By Peter Lindfield, published in the Telegraph-Journal 14th August 2012
When Mitt Romney named Wisconsin congressman Paul Ryan to the Republican White House ticket, he chose a House Republican who shares his commitment to the proposition that additional tax cuts will somehow conjure up a stronger economy.
On the face of it, Ryan is a good choice for Romney. During his tenure as House Budget Committee chairman, Ryan was characterized by supporters as a reformer who is working hard to change the country’s financial state of affairs. Ryan will help to restore “the dreams and greatness of this country” Romney said on Saturday. In turn, Ryan promised that the new “comeback team” on the Republican ticket will “turn around the country’s economy by embracing, not avoiding, the tough challenges.”
On the conservative right, the response to Ryan has ranged from cautiously enthusiastic to borderline hysterical. Fox News Radio host Bill Hemmer said that Ryan’s budget plan, “is going to go down as the single most important event in government history in our lifetimes.” Ryan has been called a genius, courageous and “the adult in the room.”
So why do so many economic analysts and policy-makers think that Ryan’s budget plan is irresponsible economic policy?
Robert McIntyre, director of Citizens For Tax Justice, wrote in the Washington Post that the Ryan budget plan is “all smoke and mirrors and no deficit reduction.” By McIntyre’s calculations, the Ryan budget cuts spending by $4.2 trillion over 10 years and reduces taxes by $4.3 trillion over the same period.
Tax Policy Center co-director William Gale said that Ryan’s fiscal year 2013 budget plan is “essentially an effort to have low- and middle-class households bear the entire burden of closing the fiscal gap and bear the costs of financing an additional tax cut for high-income households.”

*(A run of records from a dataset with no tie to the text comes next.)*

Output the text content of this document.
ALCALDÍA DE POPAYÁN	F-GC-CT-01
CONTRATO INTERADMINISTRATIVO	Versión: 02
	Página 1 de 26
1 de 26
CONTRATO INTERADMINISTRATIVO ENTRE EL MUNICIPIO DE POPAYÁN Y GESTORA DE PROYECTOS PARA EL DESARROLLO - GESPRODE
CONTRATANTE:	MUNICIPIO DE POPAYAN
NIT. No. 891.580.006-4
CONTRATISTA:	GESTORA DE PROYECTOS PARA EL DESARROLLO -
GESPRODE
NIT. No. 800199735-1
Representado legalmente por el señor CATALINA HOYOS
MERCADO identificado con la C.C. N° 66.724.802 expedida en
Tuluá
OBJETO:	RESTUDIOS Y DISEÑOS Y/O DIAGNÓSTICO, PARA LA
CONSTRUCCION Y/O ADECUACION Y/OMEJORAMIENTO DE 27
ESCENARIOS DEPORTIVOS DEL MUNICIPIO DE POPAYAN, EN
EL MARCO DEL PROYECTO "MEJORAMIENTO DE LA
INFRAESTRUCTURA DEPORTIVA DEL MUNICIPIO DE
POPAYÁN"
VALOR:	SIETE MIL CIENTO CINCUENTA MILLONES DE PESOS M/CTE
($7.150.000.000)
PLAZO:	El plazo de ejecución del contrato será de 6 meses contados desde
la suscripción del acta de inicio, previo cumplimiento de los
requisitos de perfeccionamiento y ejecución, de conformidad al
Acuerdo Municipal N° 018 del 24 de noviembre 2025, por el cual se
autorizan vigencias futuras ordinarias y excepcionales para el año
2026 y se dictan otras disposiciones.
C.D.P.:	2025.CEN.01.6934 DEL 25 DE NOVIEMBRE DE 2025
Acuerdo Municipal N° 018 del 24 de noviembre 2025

Gale, who served as senior staff economist for the Council of Economic Advisers under President George H.W. Bush, simulated the effects of reducing ordinary income tax rates to 10 and 25 per cent. According to him, Ryan’s budget proposals would cost about $3.2 trillion over ten years. This would be in addition to the “$300 million lost from repealing taxes enacted to pay for the Affordable Care Act, the $1.1 trillion lost from Ryan’s desired reduction in the corporate tax rate, and the $5.4 trillion lost from extending the Bush-Obama tax cuts”.

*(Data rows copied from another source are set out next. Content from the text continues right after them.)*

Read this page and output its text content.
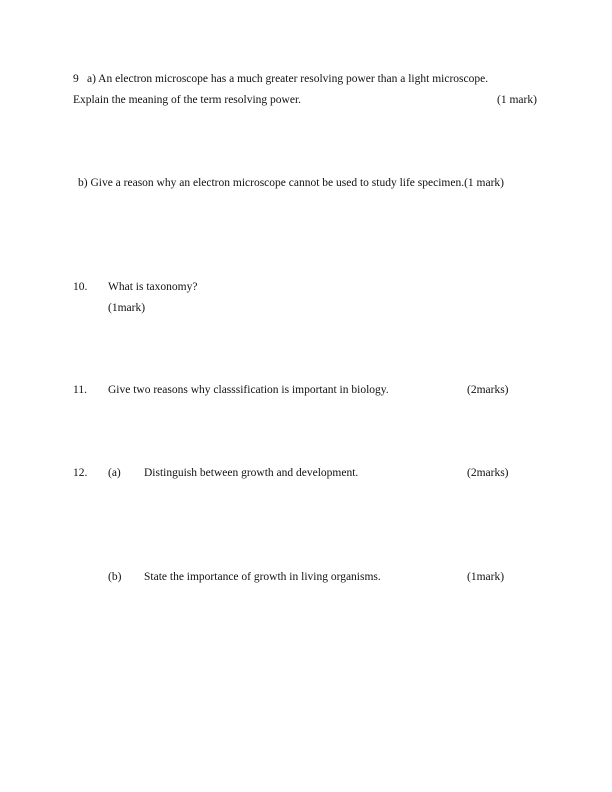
9 a) An electron microscope has a much greater resolving power than a light microscope.
Explain the meaning of the term resolving power.	(1 mark)
b) Give a reason why an electron microscope cannot be used to study life specimen.(1 mark)
10. What is taxonomy?
(1mark)
11. Give two reasons why classsification is important in biology.	(2marks)
12. (a) Distinguish between growth and development.	(2marks)
(b) State the importance of growth in living organisms.	(1mark)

Economic Policy Institute senior policy analyst Ethan Pollack wrote earlier this year that Ryan’s House Budget Committee plan rehashes the same failed priorities that were met with widespread criticism in 2011. In this budget, he would cut $3.3 trillion from low-income programs over the next decade.
Pollack wrote that, “Ryan’s proposed cuts to Medicare, Medicaid, and food assistance would all fall heavily on seniors, the disabled, and children. Ryan’s budget is doubly bad for children because his proposed cuts to public investments (mostly infrastructure and education) would cause children to inherit a country with crumbling roads and bridges and to enter the labour market with fewer skills.”
The non-partisan Center for Budget and Policy Priorities agrees that the biggest cuts would be in Medicaid, which provides health care for the nation’s poor. The cuts outlined in Ryan’s budget plan would force states to eliminate Medicaid coverage altogether for up to 28 million low-income people.
Conspicuously absent from Ryan’s budget plan is any sense that its profound budget cutting would promote economic growth. In fact, it has been more than twenty years since anyone in the U.S. has tried to defend deep tax cuts for the wealthy as a way to generate jobs and prosperity. The reason for that is simple: Trickle-down economics is a failure both in theory and in practice. Ryan’s contemporary version will only worsen America’s fiscal problems while creating hardship for millions.